Rhein-Kreis Neuss Fleischer wollen Discountern trotzen

Rhein-Kreis Neuss · Die Fleischerbetriebe bereiten sich bereits auf die Grill-Saison vor. Dabei möchten sie sich mit ihrem Angebot von der Massenware, die von Discountern angeboten wird, abheben. Generell geht der Trend zu Fleisch-Spezialitäten.

 Metzgermeister Willi Schillings findet, dass eine moderne Fleischerei auch ein Feinkostgeschäft ist.

Metzgermeister Willi Schillings findet, dass eine moderne Fleischerei auch ein Feinkostgeschäft ist.

Foto: Lothar Berns

Der 1. Mai ist jetzt schon bei den Fleischerbetrieben im Rhein-Kreis Neuss im Blick. Aber nicht etwa, weil es sich um einen Feiertag, den Tag der Arbeit, handelt. Willi Schillings, Obermeister der neugegründeten Fleischer-Innung Niederrhein, hat eine viel einfachere Erklärung. "Am 1. Mai beginnt die Grillsaison", sagt der Grevenbroicher. "Das kann man in jedem Jahr aufs Neue feststellen: Ab diesem Datum zieht der Verkauf von Grillgut an." Der Grill-Boom ist für die Fleischer immens wichtig: Sie können sich mit ihrem Sortiment deutlich von der Massenware, die Supermärkte und Discounter anbieten, abheben.

Willi Schillings vertritt schon seit Langem die Überzeugung, dass eine moderne Fleischerei auch ein Feinkostgeschäft ist. "Die Leute geben heutzutage 800 Euro für einen Grill aus, zwölf Euro für Grillkohle, dazu das ganze Zubehör. Dann das günstigste Fleisch aus der Tiefkühltheke zu kaufen - das passt doch nicht", betont er. "Die Leute wollen etwas Besonderes, eine Spezialität." Und da kommen die Fleischer in der Region ins Spiel: Jedes Jahr arbeiten sie an neuen Besonderheiten, vom Fleisch-Spieß bis zur Marinade. Immer ausgefallener, frei nach der Losung "Anders als alle anderen".
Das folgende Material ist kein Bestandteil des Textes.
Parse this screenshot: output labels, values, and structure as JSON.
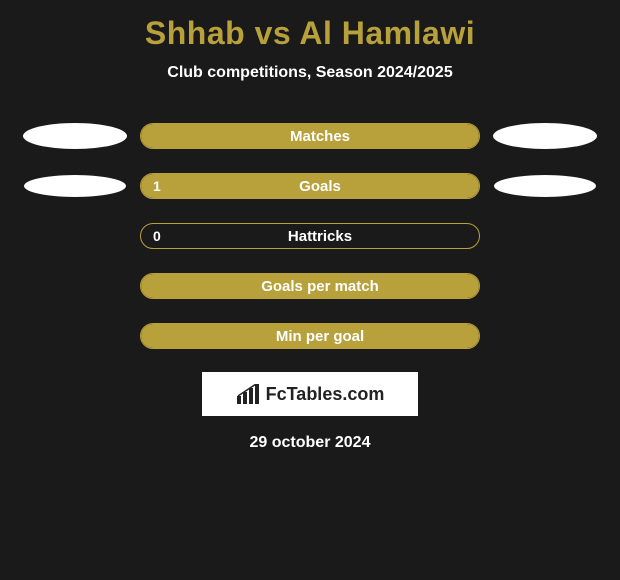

Das Beispiel Grillsaison zeigt, wie sich die Branche in den vergangenen Jahren mehr und mehr verändert hat. "In den 1970er Jahren gab es im Rhein-Kreis rund 140 Fleischereibetriebe", sagt Schillings. Heute sind der Innung kreisweit 27 Betriebe angeschlossen. "Die Zahl ist seit einigen Jahren aber ziemlich konstant." Der demografische Wandel, die oft unsichere Nachfolge für alteingesessene Familienbetriebe, der Preisdruck, der durch die Discounter erhöht wird, das alles ist jedoch spürbar. "Wir müssen daher unsere Stärken hervorheben", betont Schillings. "Und wir müssen kreativ auf sich ändernde Markterfordernisse eingehen."

Ein großes Angebot an Grill-, Wurst- und Fleisch-Spezialitäten, eigene Marken wie die vor zwölf Jahren gemeinsam kreierte Neusser Kappeswoosch mit 17 Prozent Sauerkrautanteil, die laut Innung in 14 Betrieben angeboten wird, und eine konsequente Ausweitung des Partyservice - Fleischer können inzwischen teilweise direkt für den Grillabend gebucht werden - gehören in der Regel ebenso dazu wie ein wechselnder Mittagstisch. Manchmal treiben Modewellen jedoch auch seltsame Blüten. Beispiel: Dry- Aged-Steak. "Es handelt sich ja eigentlich nur um ein entsprechend abgehangenes Stück Rindfleisch. Das hat jeder Fleischer aber schon immer gemacht."

Ein entsprechendes Warenangebot ist das eine, Auszubildende sind das andere. Die Fleischer versuchen, möglichst früh den Nachwuchs anzusprechen. Sie kooperieren mit Schulen, stellen ihr Berufsbild vor. Im Schnitt steigen im Rhein-Kreis jedes Jahr zwölf junge Menschen in die Fleischer-Ausbildung ein. "Wir stehen damit eigentlich noch gut da", sagt Schillings. Dennoch werde es schwieriger, geeigneten Nachwuchs zu finden.

Vor allem aber treibt die Fleischer Eines um: Sie wollen die Wertigkeit des Lebensmittels Fleisch mehr in den Blickpunkt der Verbraucher rücken. In der neuen Innung sind 70 Mitglieder organisiert - und sprechen mit einer Stimme.